Roommates and families are where Property scores collide daily. The high scorer labels leftovers, asks before using the car, and feels real violation when a sibling wears their sweater. The low scorer treats the household as a commons and is baffled by the upset — it's just a sweater. Most "who ate my food" conflicts aren't about food; they're about two different settings on this dimension sharing a fridge.

In digital life

The internet re-opened every property question: sharing streaming passwords, copying designs, sampling music, downloading what you'd never shoplift. High scorers tend to apply physical-world norms — creation is ownership, taking is taking. Low scorers feel intuitively that copying isn't depriving and that information behaves differently from objects. Entire industries and court systems are currently relitigating this exact difference of intuition.

In politics and policy

Property scores run beneath debates about taxation, eminent domain, squatting, inheritance, and public land. One side hears "it's their property" as the end of an argument; the other hears it as the beginning of one — a claim to be weighed against need, history, and the common good. Recognizing the dimension doesn't settle those debates, but it explains why they so rarely persuade anyone.

How Opinion DNA measures it

Property is one of the 24 Valuesdimensions in your Opinion DNA profile. You receive a continuous 0–100 score — not a type or a label — benchmarked against the population average, and your AI-generated personal report explains what your specific combination of scores means for your life, relationships, and career.

Related dimensions

Frequently asked questions

What does the Property dimension measure?
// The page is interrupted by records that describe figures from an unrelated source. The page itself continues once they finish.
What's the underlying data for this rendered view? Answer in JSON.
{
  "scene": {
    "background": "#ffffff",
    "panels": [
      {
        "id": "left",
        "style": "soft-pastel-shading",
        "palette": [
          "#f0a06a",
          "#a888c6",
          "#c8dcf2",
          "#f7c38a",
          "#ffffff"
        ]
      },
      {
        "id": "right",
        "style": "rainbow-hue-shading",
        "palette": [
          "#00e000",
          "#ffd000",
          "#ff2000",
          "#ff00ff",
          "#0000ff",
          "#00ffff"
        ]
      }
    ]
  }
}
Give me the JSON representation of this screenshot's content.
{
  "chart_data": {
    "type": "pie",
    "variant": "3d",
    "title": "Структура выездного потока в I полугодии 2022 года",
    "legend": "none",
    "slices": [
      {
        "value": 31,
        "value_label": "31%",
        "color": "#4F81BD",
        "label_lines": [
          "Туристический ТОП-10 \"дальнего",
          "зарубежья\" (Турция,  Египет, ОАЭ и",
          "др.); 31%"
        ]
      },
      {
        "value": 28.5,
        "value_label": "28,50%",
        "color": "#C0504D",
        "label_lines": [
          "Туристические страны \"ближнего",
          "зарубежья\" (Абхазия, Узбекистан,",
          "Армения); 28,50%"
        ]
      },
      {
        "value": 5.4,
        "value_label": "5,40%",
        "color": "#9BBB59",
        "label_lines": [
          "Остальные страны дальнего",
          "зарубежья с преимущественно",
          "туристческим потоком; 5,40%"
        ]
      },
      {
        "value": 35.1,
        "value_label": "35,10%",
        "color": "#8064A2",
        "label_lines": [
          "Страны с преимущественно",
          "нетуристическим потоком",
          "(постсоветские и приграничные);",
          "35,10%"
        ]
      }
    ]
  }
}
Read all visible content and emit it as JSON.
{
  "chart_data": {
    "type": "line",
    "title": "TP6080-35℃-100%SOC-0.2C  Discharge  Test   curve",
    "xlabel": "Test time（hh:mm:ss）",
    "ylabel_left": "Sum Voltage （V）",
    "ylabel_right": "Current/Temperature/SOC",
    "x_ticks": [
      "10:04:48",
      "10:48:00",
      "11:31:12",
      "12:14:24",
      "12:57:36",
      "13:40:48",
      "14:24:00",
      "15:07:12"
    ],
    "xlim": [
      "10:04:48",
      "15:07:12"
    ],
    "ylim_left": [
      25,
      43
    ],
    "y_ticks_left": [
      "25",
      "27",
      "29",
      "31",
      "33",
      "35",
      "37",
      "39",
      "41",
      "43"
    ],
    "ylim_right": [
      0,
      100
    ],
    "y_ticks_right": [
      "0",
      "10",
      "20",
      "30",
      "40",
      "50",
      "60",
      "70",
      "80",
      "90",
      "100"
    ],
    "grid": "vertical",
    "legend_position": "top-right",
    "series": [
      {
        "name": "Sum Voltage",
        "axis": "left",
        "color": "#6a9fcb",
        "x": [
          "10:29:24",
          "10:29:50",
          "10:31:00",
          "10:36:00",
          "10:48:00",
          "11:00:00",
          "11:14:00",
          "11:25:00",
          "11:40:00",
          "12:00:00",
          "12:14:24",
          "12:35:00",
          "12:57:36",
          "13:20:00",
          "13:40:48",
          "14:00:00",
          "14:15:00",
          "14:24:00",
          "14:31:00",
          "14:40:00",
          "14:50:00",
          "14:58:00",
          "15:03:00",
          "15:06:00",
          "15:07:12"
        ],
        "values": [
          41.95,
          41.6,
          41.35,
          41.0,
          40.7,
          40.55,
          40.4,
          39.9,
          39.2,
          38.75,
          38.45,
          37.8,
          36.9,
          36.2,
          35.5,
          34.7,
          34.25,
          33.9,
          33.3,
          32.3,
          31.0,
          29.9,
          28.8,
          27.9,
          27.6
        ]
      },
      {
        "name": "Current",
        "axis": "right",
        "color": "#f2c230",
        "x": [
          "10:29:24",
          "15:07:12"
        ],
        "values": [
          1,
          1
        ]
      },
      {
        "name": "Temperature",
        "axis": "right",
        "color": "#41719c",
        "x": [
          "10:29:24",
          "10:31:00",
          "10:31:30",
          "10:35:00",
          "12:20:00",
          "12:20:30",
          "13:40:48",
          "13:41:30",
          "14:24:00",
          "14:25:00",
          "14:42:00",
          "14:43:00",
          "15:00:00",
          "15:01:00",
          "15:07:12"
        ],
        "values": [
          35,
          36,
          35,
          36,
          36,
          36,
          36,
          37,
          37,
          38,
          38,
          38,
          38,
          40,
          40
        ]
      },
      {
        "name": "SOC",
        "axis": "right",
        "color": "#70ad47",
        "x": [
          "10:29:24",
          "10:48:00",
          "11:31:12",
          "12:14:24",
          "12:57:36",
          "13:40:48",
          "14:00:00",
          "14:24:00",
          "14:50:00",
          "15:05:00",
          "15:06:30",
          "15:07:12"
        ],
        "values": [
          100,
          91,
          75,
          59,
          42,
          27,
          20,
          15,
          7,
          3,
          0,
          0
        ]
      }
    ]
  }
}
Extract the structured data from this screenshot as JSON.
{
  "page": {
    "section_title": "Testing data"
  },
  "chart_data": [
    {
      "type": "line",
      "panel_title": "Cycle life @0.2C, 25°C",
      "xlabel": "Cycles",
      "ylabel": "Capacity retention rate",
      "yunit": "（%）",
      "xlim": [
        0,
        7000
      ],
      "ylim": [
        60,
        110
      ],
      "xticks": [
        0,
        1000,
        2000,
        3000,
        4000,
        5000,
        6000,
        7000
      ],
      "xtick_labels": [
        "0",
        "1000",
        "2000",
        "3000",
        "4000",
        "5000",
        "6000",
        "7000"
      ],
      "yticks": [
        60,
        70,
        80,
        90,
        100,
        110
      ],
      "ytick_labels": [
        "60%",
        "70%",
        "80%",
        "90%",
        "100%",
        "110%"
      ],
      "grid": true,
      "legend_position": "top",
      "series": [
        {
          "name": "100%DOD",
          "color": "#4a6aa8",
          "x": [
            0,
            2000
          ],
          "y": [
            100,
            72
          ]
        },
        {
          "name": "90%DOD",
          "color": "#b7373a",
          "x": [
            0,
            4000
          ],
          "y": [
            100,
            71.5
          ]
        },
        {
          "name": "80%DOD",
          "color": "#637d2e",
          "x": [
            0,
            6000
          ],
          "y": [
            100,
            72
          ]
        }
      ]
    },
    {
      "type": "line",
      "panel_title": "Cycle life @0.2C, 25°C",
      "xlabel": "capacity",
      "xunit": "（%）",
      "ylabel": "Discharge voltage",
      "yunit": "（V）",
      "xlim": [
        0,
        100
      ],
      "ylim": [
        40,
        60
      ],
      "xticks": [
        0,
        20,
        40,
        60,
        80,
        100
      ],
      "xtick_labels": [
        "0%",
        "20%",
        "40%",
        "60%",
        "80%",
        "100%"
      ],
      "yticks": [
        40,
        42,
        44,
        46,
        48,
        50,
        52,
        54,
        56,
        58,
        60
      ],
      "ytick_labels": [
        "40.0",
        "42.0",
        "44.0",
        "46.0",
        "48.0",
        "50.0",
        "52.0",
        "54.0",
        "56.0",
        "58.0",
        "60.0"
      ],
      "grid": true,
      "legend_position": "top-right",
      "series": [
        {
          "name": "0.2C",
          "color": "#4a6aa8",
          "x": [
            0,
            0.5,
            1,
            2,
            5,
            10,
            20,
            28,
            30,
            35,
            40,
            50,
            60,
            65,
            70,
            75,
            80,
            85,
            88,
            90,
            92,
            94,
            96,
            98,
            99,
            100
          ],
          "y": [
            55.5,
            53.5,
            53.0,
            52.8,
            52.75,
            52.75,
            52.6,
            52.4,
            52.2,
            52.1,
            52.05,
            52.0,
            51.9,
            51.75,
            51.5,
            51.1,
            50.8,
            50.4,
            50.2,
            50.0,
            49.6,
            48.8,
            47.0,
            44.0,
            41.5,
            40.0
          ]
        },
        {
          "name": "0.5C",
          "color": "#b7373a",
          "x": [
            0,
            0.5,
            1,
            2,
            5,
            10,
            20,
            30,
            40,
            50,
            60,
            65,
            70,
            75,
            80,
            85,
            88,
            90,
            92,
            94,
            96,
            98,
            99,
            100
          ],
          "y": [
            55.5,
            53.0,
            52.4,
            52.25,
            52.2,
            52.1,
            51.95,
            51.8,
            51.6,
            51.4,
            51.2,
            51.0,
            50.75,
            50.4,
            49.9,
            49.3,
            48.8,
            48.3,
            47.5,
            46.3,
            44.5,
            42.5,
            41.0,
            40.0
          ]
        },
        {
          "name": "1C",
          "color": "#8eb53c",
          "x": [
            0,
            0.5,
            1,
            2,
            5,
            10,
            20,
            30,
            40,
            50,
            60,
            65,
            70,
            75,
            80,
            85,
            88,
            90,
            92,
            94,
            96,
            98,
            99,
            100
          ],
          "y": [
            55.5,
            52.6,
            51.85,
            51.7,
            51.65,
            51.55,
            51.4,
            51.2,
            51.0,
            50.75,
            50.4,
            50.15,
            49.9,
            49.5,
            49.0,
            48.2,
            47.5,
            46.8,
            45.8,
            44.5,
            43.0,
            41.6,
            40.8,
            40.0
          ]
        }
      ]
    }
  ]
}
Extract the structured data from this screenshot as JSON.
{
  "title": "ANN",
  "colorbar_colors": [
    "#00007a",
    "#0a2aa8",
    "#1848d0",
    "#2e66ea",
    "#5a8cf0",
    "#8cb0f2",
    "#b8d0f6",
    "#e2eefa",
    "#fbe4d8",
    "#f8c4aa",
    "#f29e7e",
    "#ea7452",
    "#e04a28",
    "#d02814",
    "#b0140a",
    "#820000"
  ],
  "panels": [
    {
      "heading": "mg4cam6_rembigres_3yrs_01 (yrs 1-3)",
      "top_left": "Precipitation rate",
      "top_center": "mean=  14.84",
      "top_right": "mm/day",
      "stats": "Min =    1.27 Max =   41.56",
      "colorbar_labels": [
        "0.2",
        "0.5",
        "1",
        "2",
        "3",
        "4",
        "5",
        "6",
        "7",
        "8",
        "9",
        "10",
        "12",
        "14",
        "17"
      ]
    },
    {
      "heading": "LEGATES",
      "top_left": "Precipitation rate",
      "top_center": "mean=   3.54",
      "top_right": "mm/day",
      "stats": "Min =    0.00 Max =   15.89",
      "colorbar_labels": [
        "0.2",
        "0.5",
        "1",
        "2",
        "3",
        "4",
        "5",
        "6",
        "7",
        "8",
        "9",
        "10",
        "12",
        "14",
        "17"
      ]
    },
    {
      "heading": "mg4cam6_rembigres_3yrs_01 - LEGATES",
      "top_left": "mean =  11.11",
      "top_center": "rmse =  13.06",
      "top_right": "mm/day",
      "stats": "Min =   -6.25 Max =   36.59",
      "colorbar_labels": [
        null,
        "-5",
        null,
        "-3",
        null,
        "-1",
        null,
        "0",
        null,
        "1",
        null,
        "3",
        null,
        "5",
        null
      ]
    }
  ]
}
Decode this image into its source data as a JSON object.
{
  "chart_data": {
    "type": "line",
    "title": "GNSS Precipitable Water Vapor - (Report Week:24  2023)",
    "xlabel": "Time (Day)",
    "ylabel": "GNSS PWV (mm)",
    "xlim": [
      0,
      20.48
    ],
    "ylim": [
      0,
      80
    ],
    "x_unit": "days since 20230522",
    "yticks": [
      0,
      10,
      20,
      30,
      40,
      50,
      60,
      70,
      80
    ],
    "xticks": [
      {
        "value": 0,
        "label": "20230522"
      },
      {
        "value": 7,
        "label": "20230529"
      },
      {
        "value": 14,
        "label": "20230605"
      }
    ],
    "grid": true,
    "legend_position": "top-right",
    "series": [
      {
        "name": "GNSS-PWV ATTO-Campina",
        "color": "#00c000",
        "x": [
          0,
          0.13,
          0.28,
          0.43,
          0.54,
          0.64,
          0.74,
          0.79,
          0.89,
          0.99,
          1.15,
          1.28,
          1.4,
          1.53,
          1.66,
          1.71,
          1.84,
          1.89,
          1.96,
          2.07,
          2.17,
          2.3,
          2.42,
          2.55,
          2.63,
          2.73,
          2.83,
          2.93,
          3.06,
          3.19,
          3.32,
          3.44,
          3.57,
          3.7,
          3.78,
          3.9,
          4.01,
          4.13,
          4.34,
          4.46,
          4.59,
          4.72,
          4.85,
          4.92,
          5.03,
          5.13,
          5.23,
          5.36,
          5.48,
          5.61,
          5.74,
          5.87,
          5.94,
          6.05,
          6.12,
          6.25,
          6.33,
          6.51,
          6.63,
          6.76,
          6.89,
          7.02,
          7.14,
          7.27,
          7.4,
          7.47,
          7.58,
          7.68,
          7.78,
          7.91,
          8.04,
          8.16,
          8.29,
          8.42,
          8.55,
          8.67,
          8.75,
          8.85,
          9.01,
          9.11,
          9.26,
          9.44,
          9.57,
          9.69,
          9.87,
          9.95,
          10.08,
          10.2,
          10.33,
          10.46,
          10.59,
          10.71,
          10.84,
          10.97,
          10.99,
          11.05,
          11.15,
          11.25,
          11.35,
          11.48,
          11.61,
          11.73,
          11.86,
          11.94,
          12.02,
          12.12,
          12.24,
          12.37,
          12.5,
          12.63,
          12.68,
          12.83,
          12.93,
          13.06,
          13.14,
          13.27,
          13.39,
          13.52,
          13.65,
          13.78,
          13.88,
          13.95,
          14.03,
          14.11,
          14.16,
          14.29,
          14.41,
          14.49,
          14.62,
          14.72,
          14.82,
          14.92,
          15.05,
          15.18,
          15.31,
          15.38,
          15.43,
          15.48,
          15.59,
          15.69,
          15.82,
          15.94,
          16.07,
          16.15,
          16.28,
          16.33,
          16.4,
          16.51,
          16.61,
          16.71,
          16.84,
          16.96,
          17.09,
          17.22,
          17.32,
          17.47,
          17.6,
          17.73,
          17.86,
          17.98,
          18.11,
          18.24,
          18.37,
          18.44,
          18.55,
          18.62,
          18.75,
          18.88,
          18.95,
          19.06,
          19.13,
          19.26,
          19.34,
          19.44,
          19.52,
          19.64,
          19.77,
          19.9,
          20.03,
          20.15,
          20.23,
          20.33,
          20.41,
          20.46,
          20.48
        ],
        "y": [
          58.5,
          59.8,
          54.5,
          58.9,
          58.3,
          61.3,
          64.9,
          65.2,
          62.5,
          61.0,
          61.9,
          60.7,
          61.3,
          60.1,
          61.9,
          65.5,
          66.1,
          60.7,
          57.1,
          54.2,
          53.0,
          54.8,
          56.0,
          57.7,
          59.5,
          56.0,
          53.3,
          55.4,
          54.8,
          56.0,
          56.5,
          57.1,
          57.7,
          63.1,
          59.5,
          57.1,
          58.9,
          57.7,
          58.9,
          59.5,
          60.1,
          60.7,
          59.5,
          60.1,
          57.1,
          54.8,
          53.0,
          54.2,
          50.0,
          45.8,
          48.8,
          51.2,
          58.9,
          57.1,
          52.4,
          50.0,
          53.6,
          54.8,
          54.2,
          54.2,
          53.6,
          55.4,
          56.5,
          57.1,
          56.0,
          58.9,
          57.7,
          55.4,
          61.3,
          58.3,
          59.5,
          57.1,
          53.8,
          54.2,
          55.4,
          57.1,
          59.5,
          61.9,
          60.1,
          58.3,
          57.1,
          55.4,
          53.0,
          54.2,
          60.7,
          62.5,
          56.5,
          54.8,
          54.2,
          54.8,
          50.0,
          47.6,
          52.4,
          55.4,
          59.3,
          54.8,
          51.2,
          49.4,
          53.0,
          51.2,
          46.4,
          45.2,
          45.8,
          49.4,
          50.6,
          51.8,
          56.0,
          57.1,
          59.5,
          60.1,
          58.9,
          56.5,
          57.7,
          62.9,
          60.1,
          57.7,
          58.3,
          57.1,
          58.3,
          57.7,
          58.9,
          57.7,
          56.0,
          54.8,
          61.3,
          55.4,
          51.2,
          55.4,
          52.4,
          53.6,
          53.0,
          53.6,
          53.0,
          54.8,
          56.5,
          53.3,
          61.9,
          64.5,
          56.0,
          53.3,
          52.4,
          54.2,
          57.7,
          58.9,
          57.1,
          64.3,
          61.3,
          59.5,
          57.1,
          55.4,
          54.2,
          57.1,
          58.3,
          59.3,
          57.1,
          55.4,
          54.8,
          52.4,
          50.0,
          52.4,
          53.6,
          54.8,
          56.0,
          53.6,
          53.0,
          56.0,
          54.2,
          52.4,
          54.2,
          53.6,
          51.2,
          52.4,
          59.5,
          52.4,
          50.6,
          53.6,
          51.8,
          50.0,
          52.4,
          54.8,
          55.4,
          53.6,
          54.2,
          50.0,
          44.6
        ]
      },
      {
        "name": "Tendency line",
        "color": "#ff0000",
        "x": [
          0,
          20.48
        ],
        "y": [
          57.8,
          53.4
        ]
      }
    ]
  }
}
How much moral force ownership claims carry for you — whether taking, borrowing without permission, trespass, and copying register as serious wrongs or as negotiable informalities. It draws on morality-as-cooperation research, which treats respect for prior possession as one of the oldest conflict-resolution mechanisms in nature: deferring to the current holder lets contests end without fights.

Is Property just about being materialistic?

No — it's nearly the opposite of a materialism measure. The dimension concerns norms, not attachment to stuff: a monk who owns nothing can score high by treating others' property as inviolable, and a collector surrounded by possessions can score low by lending and borrowing freely. What's measured is the moral weight of ownership claims, including everyone else's.

How do Property and Equity relate?

They're both about resources, from opposite directions. Property measures how strongly existing ownership claims bind; Equity measures how much the overall distribution of resources matters morally. The two famously pull against each other — redistribution honors equity at property's expense, strict ownership honors property at equity's expense — and your pair of scores says a lot about your economic instincts.

How does Opinion DNA measure Property?

Property is one of 24 Values dimensions in the 48-dimension Opinion DNA assessment — 179 questions covering personality, values, and meta-thinking in about 10-15 minutes. You get a continuous 0-100 score benchmarked against the population average and an AI-generated report reading Property alongside Equity, Fairness, and Security. The framework behind the dimensions is the subject of Turi Munthe's Why We Think What We Think (Penguin).